The latest thing to come out of the Carnegie Mellon University (CMU) Biorobotics Laboratory is a robot called Snake Monster, even though the six-legged modular robot is more spider-like than it is snake.
The creepy robot crawls around smoothly and can easily maneuver over piles of debris and other terrain that would be difficult for less agile robots.
In the video below, you can see why modular robots made up of interconnecting parts are becoming more and more popular because they are easy to put together and can be used for a wide variety of applications.
Snake Monster robot is a hexapod, featuring six legs connected to a rectangular body. It walks around at all times with three of its legs in the air—two on one side and one on the other—while the others are on the ground, a technique called an alternating tripod gait.
A series elastic actuator helps the robot keep its balance when pushed, which is essentially a motor that allows Snake Monster to stabilize itself without the need for human intervention.

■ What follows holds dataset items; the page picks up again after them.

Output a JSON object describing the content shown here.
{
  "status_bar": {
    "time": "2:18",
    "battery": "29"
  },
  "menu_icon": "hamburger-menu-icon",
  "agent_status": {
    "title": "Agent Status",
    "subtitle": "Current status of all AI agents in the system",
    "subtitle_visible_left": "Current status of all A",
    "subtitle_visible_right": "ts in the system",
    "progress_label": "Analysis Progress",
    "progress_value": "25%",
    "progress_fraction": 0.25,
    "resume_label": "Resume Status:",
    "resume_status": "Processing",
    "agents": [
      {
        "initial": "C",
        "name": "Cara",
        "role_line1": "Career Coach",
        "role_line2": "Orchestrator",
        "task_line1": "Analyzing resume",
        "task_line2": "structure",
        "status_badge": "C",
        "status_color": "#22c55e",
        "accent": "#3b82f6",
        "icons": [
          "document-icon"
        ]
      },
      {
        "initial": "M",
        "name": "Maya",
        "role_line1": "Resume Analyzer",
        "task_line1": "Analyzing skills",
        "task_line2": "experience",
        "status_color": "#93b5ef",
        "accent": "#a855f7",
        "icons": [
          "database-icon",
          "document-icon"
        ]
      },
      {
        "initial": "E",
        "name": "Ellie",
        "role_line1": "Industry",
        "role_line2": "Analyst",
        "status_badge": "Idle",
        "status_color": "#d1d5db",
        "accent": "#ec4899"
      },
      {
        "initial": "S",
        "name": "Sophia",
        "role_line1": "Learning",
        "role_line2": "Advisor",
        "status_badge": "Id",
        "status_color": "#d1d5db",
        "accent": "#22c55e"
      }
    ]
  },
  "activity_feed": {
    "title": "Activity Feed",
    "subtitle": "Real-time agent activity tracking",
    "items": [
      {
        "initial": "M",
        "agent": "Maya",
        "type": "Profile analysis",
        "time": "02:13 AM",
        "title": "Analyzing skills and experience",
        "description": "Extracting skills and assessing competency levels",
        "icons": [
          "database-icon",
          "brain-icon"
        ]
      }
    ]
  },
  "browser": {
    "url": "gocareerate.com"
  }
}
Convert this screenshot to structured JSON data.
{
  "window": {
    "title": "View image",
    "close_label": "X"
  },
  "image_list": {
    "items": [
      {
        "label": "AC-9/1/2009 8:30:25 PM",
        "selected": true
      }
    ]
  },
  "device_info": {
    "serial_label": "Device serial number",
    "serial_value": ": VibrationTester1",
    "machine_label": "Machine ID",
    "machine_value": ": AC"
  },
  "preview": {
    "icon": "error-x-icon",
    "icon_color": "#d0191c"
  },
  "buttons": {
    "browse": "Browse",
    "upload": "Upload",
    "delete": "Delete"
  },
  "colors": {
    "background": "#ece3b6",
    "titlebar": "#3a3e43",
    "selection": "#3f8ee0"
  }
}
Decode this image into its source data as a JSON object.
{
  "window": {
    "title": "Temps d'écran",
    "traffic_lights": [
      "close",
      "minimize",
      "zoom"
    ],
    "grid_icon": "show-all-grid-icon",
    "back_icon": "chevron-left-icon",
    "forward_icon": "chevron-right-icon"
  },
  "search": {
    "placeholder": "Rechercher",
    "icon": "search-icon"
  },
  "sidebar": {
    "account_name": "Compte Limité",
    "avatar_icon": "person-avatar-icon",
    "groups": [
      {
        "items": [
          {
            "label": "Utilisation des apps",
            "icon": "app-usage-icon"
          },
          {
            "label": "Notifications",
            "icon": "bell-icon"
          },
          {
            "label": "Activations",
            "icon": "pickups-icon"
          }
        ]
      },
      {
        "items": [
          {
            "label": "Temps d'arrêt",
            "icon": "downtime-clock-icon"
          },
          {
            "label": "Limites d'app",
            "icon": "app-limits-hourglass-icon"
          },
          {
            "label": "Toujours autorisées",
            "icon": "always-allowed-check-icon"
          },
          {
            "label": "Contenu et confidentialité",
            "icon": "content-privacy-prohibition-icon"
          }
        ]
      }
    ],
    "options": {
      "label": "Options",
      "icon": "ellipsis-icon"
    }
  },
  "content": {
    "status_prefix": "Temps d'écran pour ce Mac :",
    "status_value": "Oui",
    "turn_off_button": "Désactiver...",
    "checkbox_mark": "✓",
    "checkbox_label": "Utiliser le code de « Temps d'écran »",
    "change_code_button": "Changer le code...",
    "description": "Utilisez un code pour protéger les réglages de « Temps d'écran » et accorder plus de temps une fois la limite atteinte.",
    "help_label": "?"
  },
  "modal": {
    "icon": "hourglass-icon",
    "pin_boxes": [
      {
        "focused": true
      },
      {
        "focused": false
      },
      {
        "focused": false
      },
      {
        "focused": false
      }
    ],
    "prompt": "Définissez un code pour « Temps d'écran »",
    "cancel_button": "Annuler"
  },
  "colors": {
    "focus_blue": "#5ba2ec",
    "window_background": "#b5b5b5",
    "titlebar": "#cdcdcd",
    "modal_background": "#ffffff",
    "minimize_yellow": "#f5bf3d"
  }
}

Lead investigator Howie Choset, a robotics professor at CMU, said, “When the robot goes over bumpy terrain, the springs in the series elastic actuators allow us to not perfectly plan the footsteps, but rather let the mechanism conform to the environment the way animals do.”
The research for this particular robot is being funded by the Maximum Mobility and Manipulation (M3) program under DARPA and Snake Monster is slated to be demonstrated in June 2015 at the DARPA Rescue Challenge.
The goal of the M3 program is to design and produce robots capable of moving and manipulating objects in real-world environments.